Good agreement between data and simulations within 1σ

No significant difference across most frequencies

Approximately 2σ discrepancy at 30 GHz, likely due to beam estimation issues

Abstract

Minkowski Tensors are tensorial generalizations of the scalar Minkowski Functionals. Due to their tensorial nature they contain additional morphological information of structures, in particular about shape and alignment, in comparison to the scalar Minkowski functionals. They have recently been used [29] to study the statistical isotropy of temperature and E mode data from the Planck satellite. The calculation in [29] relied on stereographic projection of the fields to extract the shape and alignment information.

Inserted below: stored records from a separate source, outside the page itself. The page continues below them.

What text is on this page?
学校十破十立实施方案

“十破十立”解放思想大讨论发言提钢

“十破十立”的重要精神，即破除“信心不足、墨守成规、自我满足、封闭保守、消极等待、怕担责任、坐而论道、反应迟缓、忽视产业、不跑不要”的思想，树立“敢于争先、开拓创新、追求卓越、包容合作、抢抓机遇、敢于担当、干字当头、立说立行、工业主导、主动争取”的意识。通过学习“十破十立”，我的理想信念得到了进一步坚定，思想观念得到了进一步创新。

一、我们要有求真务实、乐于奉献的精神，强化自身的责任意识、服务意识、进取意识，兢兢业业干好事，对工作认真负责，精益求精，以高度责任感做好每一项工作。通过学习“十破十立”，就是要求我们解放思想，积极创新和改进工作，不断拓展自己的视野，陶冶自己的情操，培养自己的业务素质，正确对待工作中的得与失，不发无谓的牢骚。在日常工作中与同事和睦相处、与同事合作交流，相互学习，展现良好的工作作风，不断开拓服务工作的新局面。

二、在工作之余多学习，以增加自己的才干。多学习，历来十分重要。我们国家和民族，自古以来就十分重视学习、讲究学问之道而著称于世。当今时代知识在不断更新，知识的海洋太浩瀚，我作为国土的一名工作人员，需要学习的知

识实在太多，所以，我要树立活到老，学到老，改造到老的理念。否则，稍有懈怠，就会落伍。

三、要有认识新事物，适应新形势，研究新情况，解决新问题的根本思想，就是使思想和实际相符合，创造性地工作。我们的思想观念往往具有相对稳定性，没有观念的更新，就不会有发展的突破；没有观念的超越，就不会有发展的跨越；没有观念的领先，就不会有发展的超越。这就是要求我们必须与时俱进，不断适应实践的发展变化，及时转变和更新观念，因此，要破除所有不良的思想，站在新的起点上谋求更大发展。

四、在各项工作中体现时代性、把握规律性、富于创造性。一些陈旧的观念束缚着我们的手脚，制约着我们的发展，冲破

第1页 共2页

In this work, we calculate Minkowski Tensors directly on the sphere and compute the net alignment in the data, based on a recent work that extends the definition of Minkowski Tensors to random fields on curved spaces. This method circumvents numerical errors that can be introduced by the stereographic projection. We compare the resulting net alignment parameter values obtained from the frequency coadded CMB temperature data cleaned by the SMICA pipeline, to those obtained from simulations that include instrumental beam effects and residual foreground and noise. We find very good agreement between the two within $\approx$ 1$\sigma$ . We further compare the alignments obtained from the beam-convolved CMB maps at individual Planck frequencies to those in the corresponding simulations. We find no significant difference between observed data and simulations across all Planck frequencies, except for the 30 GHz channel. For the 30 GHz channel we find $\approx$ 2$\sigma$ difference between the data and the simulations. This mild disagreement most likely originates from inaccurate estimation of the instrumental beam at 30 GHz.